Num comunicado, as forças dos EUA para a Ásia-Pacífico disseram que os lançamentos de mísseis não representavam uma “ameaça imediata ao pessoal dos EUA ou à região, ou aos nossos aliados”.

O Japão informou que pelo menos dois mísseis tinham alcance de 900 km (560 mi) e 950 km (590 mi).

“O desenvolvimento nuclear e de mísseis da Coreia do Norte ameaça a paz e a estabilidade do nosso país e da comunidade internacional e é completamente intolerável”, disse o ministro da Defesa do Japão, Shinjiro Koizumi, aos jornalistas.

Pyongyang testou seus mísseis balísticos pela última vez em 7 de novembro.

De acordo com a mídia estatal norte-coreana, o líder Kim Jong Un pediu a duplicação da capacidade de produção de armas táticas guiadas durante uma visita a uma fábrica de munições no sábado.

Nas últimas semanas, Kim visitou uma série de fábricas de armas e um submarino movido a energia nuclear, supervisionando testes de mísseis antes do nono congresso do Partido dos Trabalhadores, que acontecerá ainda este ano e definirá metas políticas importantes.

Lim Yul-chul, professor do Instituto de Estudos do Extremo Oriente em Seul, disse à agência de notícias Reuters que os lançamentos de Pyongyang eram “uma mensagem à China para evitar laços estreitos com a Coreia do Sul e contrariar a posição da China sobre a desnuclearização”.

Depois de os EUA lançarem uma série de ataques no sábado e “capturarem” o presidente Nicolás Maduro, Lim disse que a Coreia do Norte estava a enviar uma mensagem poderosa de que era diferente da Venezuela.

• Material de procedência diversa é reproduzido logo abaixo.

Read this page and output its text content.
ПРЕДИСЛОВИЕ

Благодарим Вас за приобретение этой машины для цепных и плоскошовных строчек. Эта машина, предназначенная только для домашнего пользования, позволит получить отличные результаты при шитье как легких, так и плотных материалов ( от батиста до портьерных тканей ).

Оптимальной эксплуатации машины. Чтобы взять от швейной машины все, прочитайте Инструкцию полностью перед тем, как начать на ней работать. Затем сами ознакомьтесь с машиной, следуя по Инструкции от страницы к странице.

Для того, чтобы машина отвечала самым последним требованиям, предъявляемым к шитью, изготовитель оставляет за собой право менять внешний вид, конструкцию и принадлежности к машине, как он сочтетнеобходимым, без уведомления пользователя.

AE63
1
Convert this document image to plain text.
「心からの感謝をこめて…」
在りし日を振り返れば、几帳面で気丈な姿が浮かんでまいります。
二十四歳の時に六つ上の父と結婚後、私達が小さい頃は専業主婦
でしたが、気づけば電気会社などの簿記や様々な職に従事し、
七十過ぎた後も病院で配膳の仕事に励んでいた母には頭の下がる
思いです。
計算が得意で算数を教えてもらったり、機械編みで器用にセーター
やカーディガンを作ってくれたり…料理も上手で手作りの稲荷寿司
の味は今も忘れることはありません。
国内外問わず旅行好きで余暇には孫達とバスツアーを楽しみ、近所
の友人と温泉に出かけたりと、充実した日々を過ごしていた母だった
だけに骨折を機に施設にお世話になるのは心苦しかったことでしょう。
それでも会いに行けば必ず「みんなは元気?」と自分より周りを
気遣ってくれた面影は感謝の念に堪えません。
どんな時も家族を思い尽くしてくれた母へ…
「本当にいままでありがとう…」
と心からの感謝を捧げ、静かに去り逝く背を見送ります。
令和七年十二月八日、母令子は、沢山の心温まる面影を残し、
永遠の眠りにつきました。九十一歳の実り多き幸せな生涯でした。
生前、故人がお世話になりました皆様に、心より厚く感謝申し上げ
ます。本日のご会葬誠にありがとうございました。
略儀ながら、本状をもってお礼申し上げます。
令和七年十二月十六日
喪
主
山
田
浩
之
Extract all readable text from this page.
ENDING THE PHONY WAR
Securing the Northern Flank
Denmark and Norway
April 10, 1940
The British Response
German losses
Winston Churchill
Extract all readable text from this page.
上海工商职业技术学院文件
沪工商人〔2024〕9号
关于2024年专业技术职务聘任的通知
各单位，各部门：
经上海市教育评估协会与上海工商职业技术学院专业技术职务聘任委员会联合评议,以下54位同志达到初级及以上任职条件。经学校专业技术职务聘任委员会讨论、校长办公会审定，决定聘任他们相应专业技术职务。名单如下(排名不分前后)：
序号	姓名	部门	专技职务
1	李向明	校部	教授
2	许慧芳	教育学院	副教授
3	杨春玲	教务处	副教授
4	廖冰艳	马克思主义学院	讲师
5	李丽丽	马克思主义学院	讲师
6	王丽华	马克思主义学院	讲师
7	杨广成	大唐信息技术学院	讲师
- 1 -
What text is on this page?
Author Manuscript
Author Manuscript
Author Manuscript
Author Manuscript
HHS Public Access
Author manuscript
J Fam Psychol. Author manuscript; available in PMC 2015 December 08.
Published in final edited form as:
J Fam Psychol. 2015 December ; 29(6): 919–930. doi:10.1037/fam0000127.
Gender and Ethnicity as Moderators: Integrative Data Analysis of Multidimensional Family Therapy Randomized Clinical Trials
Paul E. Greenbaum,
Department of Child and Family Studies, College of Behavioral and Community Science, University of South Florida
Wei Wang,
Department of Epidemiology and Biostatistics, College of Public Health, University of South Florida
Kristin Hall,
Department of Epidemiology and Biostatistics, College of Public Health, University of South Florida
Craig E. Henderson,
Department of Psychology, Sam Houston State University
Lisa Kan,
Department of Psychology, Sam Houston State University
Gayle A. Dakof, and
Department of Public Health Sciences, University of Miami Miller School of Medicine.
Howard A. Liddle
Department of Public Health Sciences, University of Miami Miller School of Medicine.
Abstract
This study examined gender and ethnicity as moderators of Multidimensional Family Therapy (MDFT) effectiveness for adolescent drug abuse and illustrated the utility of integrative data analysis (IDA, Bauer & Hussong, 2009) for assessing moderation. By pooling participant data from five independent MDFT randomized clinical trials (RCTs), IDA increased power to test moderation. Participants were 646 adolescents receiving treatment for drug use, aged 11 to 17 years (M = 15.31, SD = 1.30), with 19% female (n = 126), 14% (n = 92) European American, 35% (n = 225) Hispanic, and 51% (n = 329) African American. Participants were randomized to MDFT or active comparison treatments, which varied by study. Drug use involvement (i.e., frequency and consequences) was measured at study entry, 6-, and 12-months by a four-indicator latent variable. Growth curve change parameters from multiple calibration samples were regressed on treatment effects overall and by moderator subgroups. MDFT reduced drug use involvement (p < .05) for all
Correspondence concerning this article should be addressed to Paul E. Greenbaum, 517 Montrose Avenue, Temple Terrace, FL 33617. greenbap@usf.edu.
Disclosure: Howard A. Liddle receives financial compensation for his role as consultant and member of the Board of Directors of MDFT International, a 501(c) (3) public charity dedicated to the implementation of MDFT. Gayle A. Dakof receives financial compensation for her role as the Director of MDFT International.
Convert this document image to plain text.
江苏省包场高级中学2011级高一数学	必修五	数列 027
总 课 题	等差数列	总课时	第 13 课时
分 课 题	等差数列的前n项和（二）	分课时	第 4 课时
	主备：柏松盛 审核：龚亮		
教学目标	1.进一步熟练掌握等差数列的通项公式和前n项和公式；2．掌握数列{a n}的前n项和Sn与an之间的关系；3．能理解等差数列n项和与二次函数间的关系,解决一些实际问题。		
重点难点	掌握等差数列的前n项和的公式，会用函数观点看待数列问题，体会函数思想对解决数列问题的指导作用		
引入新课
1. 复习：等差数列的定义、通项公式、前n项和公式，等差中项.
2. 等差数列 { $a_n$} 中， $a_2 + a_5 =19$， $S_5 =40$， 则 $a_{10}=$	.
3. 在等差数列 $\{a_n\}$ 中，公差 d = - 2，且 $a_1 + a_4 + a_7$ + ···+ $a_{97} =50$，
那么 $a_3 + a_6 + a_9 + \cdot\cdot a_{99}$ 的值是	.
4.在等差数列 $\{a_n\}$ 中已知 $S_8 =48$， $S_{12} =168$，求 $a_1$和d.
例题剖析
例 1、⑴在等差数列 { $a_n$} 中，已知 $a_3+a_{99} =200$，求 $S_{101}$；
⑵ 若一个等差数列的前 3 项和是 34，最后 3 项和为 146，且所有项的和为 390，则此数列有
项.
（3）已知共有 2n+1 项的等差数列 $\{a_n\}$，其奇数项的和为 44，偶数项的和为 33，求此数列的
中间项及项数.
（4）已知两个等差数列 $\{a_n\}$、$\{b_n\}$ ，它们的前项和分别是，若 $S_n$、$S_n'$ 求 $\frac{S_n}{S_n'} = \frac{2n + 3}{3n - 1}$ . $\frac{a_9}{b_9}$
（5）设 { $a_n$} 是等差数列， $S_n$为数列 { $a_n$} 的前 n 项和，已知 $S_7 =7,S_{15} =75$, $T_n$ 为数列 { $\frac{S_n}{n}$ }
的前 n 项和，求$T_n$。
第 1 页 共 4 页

O presidente sul-coreano Lee Jae-myung e sua esposa Kim Hye-kyung fazem reverência na Base Aérea de Seul ao partirem para Pequim em 4 de janeiro de 2026 em Seongnam, Coreia do Sul. REUTERS/Kim Hong-Ji
O presidente sul-coreano Lee Jae-myung e sua esposa Kim Hye-kyung fazem reverência na Base Aérea de Seul ao partirem para Pequim em Seongnam, Coreia do Sul, 3 de janeiro de 2026 (Kim Hong-ji/Reuters)

Visite a China

O presidente sul-coreano, Lee Jae-myung, chegou a Pequim para uma visita de quatro dias, informou a emissora estatal chinesa CCTV na manhã de domingo.

Espera-se que Lee discuta investimentos na cadeia de suprimentos, economia digital e intercâmbios culturais com mais de 200 líderes empresariais sul-coreanos.

O líder sul-coreano se reunirá com seu homólogo chinês, Xi Jinping, para o segundo encontro em apenas dois meses. Segundo os analistas, a frequência reduzida das reuniões sinaliza o interesse de Pequim em impulsionar a cooperação económica e o turismo.

Seul disse que a paz na Península Coreana estará na agenda durante a visita de Pequim.

A visita de Lee ocorre num momento de tensões elevadas entre a China e o Japão, depois de o primeiro-ministro japonês, Sane Takaichi, ter dito em Novembro que os militares do seu país poderiam estar envolvidos se a China tomasse medidas contra Taiwan.

Antes de sua viagem, Lee deu uma entrevista à CCTV na qual garantiu que a Coreia do Sul respeitará consistentemente a política de “Uma China” no que diz respeito a Taiwan. Ele disse que o desenvolvimento saudável das relações Pequim-Seul depende do respeito mútuo. Lee elogiou Xi como um “vizinho verdadeiramente confiável”.